Chomsky: O que é o bem comum?

Os humanos são seres sociais, e o tipo de criatura que uma pessoa se torna depende essencialmente das circunstâncias sociais, culturais e institucionais de sua vida.

Somos, portanto, levados a investigar os arranjos sociais que conduzem aos direitos e ao bem-estar das pessoas, e à realização de suas justas aspirações - em suma, o bem comum.

Como perspectiva, eu gostaria de invocar o que me parecem truísmos virtuais. Eles se relacionam a uma categoria interessante de princípios éticos: os que são não apenas universais, na medida em que são virtualmente sempre professados, mas também duplamente universais, porque ao mesmo tempo são quase universalmente rejeitados na prática.
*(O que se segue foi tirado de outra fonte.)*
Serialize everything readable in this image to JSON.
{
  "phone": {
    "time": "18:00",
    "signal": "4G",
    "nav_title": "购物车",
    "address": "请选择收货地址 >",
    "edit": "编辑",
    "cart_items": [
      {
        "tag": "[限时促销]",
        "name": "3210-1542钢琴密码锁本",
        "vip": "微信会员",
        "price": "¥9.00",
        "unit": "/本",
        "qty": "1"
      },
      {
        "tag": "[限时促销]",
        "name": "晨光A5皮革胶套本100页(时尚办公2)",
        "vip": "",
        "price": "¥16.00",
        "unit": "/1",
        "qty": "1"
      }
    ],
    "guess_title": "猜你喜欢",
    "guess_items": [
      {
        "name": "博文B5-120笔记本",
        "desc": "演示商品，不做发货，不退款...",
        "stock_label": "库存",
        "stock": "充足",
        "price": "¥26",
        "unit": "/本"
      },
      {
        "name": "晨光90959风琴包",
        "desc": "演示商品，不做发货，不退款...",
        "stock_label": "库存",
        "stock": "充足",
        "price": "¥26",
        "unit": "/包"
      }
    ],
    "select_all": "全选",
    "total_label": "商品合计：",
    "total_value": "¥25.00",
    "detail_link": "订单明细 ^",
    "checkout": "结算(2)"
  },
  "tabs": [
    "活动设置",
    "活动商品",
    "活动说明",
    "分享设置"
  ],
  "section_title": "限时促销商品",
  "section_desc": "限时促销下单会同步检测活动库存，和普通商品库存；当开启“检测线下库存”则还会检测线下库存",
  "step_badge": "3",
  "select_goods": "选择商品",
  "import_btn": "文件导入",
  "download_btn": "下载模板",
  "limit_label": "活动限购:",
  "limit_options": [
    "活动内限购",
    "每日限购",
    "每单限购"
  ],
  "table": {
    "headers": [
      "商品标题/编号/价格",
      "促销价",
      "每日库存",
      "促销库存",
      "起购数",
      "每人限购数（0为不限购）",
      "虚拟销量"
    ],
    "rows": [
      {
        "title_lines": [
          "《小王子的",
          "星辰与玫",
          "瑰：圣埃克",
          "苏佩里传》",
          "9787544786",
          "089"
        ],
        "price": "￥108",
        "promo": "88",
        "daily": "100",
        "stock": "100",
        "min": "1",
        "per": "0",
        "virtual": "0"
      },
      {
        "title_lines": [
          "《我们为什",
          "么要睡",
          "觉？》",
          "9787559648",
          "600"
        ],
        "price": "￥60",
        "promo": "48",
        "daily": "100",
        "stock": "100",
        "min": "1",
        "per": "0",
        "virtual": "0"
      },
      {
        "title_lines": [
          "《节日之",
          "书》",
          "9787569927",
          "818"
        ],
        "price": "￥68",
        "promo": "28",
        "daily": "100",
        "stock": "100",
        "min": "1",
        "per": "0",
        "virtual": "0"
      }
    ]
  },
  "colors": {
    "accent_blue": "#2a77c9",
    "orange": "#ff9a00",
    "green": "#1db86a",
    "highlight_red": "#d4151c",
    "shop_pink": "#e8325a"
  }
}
Estes variam desde princípios muito gerais, como o truísmo de que devemos aplicar a nós os mesmos critérios que aplicamos aos outros (senão mais rigorosos), até doutrinas mais específicas, como a dedicação a promover a democracia e os direitos humanos, que é proclamada quase de maneira universal, mesmo pelos piores monstros - embora o registro atual seja sombrio, em todo o espectro.

Um bom lugar para começar é com o clássico "Sobre a Liberdade", de John Stuart Mill. Sua epígrafe formula "o grande princípio condutor para o qual convergem diretamente todos os argumentos desdobrados nestas páginas: a absoluta e essencial importância do desenvolvimento humano em sua mais rica diversidade".

As palavras citadas são de Wilhelm von Humboldt, um dos fundadores do liberalismo clássico. Segue-se que as instituições que restringem esse desenvolvimento são ilegítimas, a menos que possam de alguma forma justificar-se.

A preocupação pelo bem comum deveria nos impelir a encontrar maneiras de cultivar o desenvolvimento humano em sua mais rica diversidade.

Adam Smith, outro pensador do iluminismo com ideias semelhantes, acreditava que não deveria ser muito difícil instituir políticas humanísticas. Em sua "Teoria dos Sentimentos Morais", ele observou que "por mais egoísta que um homem supostamente seja, há evidentemente alguns princípios em sua natureza que lhe interessam na fortuna dos outros e lhe fazem necessária a felicidade destes, embora não extraia nada disso exceto o prazer de vê-la".

Smith reconhece o poder do que chama de "máxima vil dos senhores da humanidade": "Tudo para nós e nada para os outros". Mas as "paixões originais da natureza humana", mais benignas, poderiam compensar essa patologia.

O liberalismo clássico naufragou nos recifes do capitalismo, mas seus compromissos e aspirações humanísticos não morreram. Rudolf Rocker, um pensador e ativista anarquista do século 20, reiterou ideias semelhantes.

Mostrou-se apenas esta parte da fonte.